Some More INSTEON Questions

upstatemike

Senior Member
I know this has been covered but I still don't quite understand...

1- If every INSTEON device repeats every signal, how are collisions prevented once you start scaling up to large numbers of devices (say 100+)?

2- I have a "high density" area in my current X-10 setup. It is an L shaped room with 15 switches and modules installed along the outside walls. The outside wall is a single AC circuit and represents a total wire run of about 45 feet. The inside wall of the L has 5 devices on a second circuit so this one room contains 20 devices (not counting boosterlinks and filters) or about 20% of my total X-10 implementation. It works because only 2 devices are transmitters and I have a boosterlink on the circuit and filters on some loads to help out. If I convert these all to INSTEON will it work? Or will 15 transmitters in such close proximity on one circuit load the line to the point where repeating the signal doesn't help due to low impedance dampening eveything down to zero?
 
upstatemike said:
1- If every INSTEON device repeats every signal, how are collisions prevented once you start scaling up to large numbers of devices (say 100+)?
A quote from the INSTEON whitepaper:

Most networking protocols for shared physical media prohibit multiple devices from simultaneously transmitting within the same band by adopting complex routing algorithms. In contrast, INSTEON turns what is usually a problem into a benefit by ensuring that devices transmitting simultaneously will be sending the same messages in synchrony with each other.

Have you downloaded the whitepaper yet? If not, it should answer all of your questions.

To download:

http://www.accessha.com/forums/showthread.php?t=530
 
Thanks for the reminder, I had forgotten about the whitepaper! The technology appears sound. The price point is realistic. The light bar and LED color change kits give a nice WOW factor, and the shallow form factor puts them at the top of the list for ease of installation. I feel I am being drawn irrevocably into the INSTEON camp!
 
btw, the INSTEON keyword links to the whitepaper, and other useful INSTEON information as well.
 
Insteon's combination of timeslice hopping and simulcasting does seem to work really well here in practice. It's left the X10 (lack of) reliability in the dust.

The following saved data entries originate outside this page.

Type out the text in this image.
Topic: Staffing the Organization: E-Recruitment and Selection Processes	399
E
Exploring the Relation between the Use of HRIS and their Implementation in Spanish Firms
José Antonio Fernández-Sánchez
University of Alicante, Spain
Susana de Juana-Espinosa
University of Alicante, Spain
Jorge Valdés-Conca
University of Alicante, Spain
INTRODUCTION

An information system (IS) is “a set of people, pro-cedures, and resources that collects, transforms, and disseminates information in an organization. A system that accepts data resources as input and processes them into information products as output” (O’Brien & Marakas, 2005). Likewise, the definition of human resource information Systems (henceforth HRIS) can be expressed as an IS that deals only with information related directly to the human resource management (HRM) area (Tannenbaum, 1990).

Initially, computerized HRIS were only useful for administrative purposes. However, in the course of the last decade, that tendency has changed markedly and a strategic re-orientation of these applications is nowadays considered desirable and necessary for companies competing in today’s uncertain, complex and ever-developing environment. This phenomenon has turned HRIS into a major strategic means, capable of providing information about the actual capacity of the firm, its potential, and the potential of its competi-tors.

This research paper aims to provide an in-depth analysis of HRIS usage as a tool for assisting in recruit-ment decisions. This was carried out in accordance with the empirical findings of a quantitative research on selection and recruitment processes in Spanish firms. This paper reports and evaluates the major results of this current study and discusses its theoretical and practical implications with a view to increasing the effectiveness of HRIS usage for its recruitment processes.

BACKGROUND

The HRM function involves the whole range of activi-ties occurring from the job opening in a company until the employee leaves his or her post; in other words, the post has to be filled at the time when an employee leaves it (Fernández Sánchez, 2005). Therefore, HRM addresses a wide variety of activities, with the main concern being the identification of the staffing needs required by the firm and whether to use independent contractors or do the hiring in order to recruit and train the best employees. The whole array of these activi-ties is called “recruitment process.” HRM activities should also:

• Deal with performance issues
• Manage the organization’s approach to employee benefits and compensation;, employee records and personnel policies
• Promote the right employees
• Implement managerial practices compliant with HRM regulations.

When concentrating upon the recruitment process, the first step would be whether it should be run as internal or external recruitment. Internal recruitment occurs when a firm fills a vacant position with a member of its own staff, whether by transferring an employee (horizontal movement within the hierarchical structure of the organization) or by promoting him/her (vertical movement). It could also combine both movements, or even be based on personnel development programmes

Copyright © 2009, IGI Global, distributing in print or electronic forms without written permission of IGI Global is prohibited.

Summary of the whitepaper.. Each packet has a 'hops left' count. If it is greater than 0, then each device subtracts 1 from the value simulcasts it on the next timeslice. What this usually means is that a packet will "echo" 2 or 3 times, but the duplicate packets are handled correctly.

What I mean by echo is.. suppose you have nodes

A - B - C - D

and they are a long way apart, and each device can ONLY hear its neighbor. In a large house, this kind of situation isn't out of the question.

A transmits with hopcount of 3. B hears it.

B transmits with hopcount of 2. A and C hear it.

A and C transmits with hopcount of 1. B (again) and D (finally!) hear it.

B and D transmit with a hopcount of 0. A and C hear it.. again!

ie: "A" heard its "echo" twice and squelched it. One caveat (not that it matters for the example): I'm not sure if repeaters will re-repeat a packet they've already repeated. I just don't recall.

With multiple devices, they just re-transmit over the top of each other. Suppose 'B' is actually a cluster of 4 devices in a large J-box. In this case, all of the 'B' devices recieve the same packet, and they all blast it out simultaniously onto the wire as a group. This is necessary in order to "overcome" the fact that they are each sucking each other's signal, but even then it is still an overall positive.

This is why adding more devices generally makes the network better. They all reinforce the signal as they go to make up for the fact that they are absorbing each other's signal and reducing the individual range of each device on its own. X10 on the other hand just sucks more and more signal away.

It would have been really cool if Smarthome had figured out a way to repeat X10 somehow. As I mentioned in the previous paragraph, adding devices reduces each device's range.. and since they use the same transmitter circuit, that means the "reach" of X10 part of the system is reduced while the Insteon reach goes up. Of course, adding non-Insteon X10 transmitters has exactly the same effect...
 
PeterW said:
It would have been really cool if Smarthome had figured out a way to repeat X10 somehow.
Actually, that is what BoosterLinc is. I think they could have added it to their Insteno devices, but chose not to.